O power, what art thou in a madman’s eyes

Anders Behring Breivik

Any other weekend, the death of singer Amy Winehouse would have been enough to brand it as her family have, “this terrible time”, but over the last few days the unfolding national tragedy in Norway has stolen the headlines, all the more unbelievably because it appears to be the responsibility of one man.

Anders Behring Breivik spent around ten years planning his attack on what he calls “cultural Marxists/multicultural traitors”, intending to bring about a revolution in Norwegian society. He recently posted a 1500 page manifesto on the internet, in which he repeatedly refers to multiculturalism and Muslim immigration, and in his police statement he has called the killings “gruesome but necessary”.

 The methods adopted are new, but the attitude is not. The play Sir Thomas More is thought to have been partly written by Shakespeare, and much of the play concerns riots taking place in London against immigrants. In the section ascribed to Shakespeare rioters talk about their intention to set fire to the houses of immigrants, “audacious strangers”. The rioters are “gallant bloods …whose free souls do scorn to bear the inforced wrongs of aliens”.

Referring to the immigrants one asks,  

       shall these enjoy more privilege than we

In our own country?

 Thomas More asks the rioters to think about the results of their proposed actions:

Imagine that you see the wretched strangers,
Their babies at their back and their poor luggage,
Plodding to the ports and costs for transportation,
And that you sit as kings in your desires…
What had you got? I’ll tell you: you had taught
How insolence and strong hand should prevail,
How order should be quelled.

 A different character agrees:

O power, what art thou in a madman’s eyes.

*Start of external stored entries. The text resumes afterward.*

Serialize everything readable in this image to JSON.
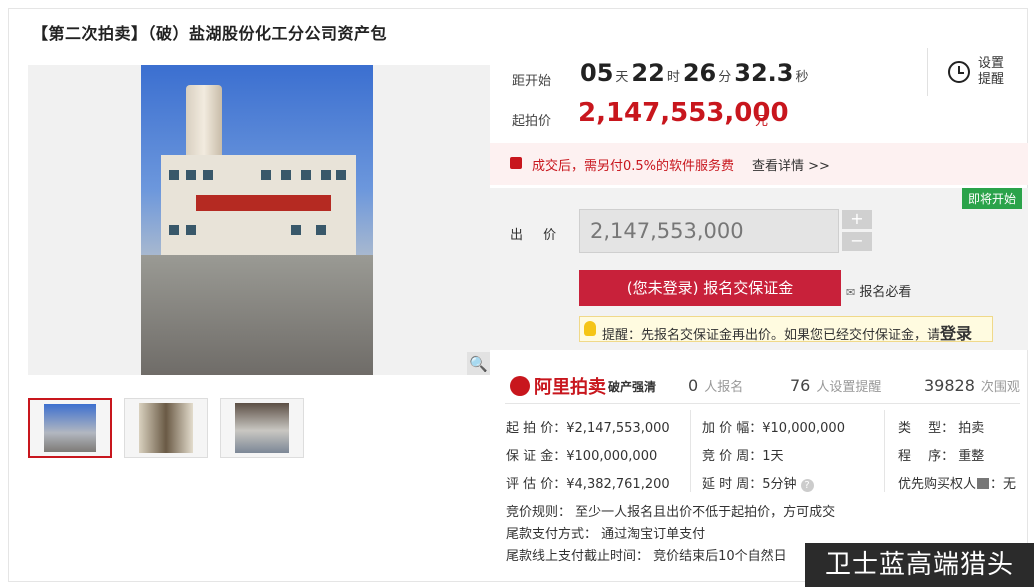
{
  "title": "【第二次拍卖】（破）盐湖股份化工分公司资产包",
  "countdown": {
    "label": "距开始",
    "days": "05",
    "days_unit": "天",
    "hours": "22",
    "hours_unit": "时",
    "minutes": "26",
    "minutes_unit": "分",
    "seconds": "32.3",
    "seconds_unit": "秒"
  },
  "remind": {
    "label": "设置提醒",
    "icon": "alarm-clock-icon"
  },
  "start_price": {
    "label": "起拍价",
    "value": "2,147,553,000",
    "unit": "元"
  },
  "fee": {
    "text": "成交后，需另付0.5%的软件服务费",
    "link": "查看详情 >>"
  },
  "bid": {
    "status": "即将开始",
    "label": "出 价",
    "value": "2,147,553,000",
    "plus": "+",
    "minus": "−",
    "register_button": "(您未登录) 报名交保证金",
    "notice_link": "报名必看",
    "tip": "提醒：先报名交保证金再出价。如果您已经交付保证金，请",
    "tip_login": "登录"
  },
  "brand": {
    "name": "阿里拍卖",
    "sub": "破产强清"
  },
  "stats": [
    {
      "value": "0",
      "label": "人报名"
    },
    {
      "value": "76",
      "label": "人设置提醒"
    },
    {
      "value": "39828",
      "label": "次围观"
    }
  ],
  "details": {
    "start_price": "起 拍 价：¥2,147,553,000",
    "deposit": "保 证 金：¥100,000,000",
    "estimate": "评 估 价：¥4,382,761,200",
    "increment": "加 价 幅：¥10,000,000",
    "cycle": "竞 价 周：1天",
    "extension": "延 时 周：5分钟",
    "type": "类　 型：",
    "type_value": "拍卖",
    "procedure": "程　 序：",
    "procedure_value": "重整",
    "priority": "优先购买权人",
    "priority_value": "：无"
  },
  "rules": {
    "bid_rule": "竞价规则：  至少一人报名且出价不低于起拍价，方可成交",
    "payment": "尾款支付方式：  通过淘宝订单支付",
    "deadline": "尾款线上支付截止时间：  竞价结束后10个自然日"
  },
  "watermark": "卫士蓝高端猎头",
  "colors": {
    "accent": "#c8161d",
    "status": "#2aa34a"
  }
}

The Sir Thomas More manuscript in the British Library

The play’s subject matter was contentious, and it was never approved for performance, existing in a single manuscript version in the British Library. It’s assumed that Shakespeare was asked to write this section because of his ability to write persuasively.  You can’t ever deduce Shakespeare’s opinions from his writings, but there is a reason to suppose that Shakespeare had sympathy for the immigrants.

 Around 1604 Shakespeare lodged in London with a French Huguenot family of skilled artisans, the Mountjoys. While lodged with them he became involved in their family affairs. Mr Mountjoy wanted his former apprentice, Stephen Belott, to marry his daughter.  Following the marriage, the agreed dowry remained unpaid, hence in 1612 the law suit Belott v. Mountjoy. Shakespeare, it seems, had been asked to put in a good word for the match, and he was called on to testify in the case.

It’s unthinkable that Shakespeare would have lodged with an immigrant family and got involved in their personal lives if he opposed their presence.

 In the other main story of the weekend, Amy Winehouse has been described as a tortured soul, and the circumstances of her death remind us of the death of another vulnerable young woman, Ophelia.  Her “live fast, die young” lifestyle seems though to be more reminiscent of the short but eventful life of the superbly talented Christopher Marlowe. This has been a truly tragic weekend for the waste of promising young lives.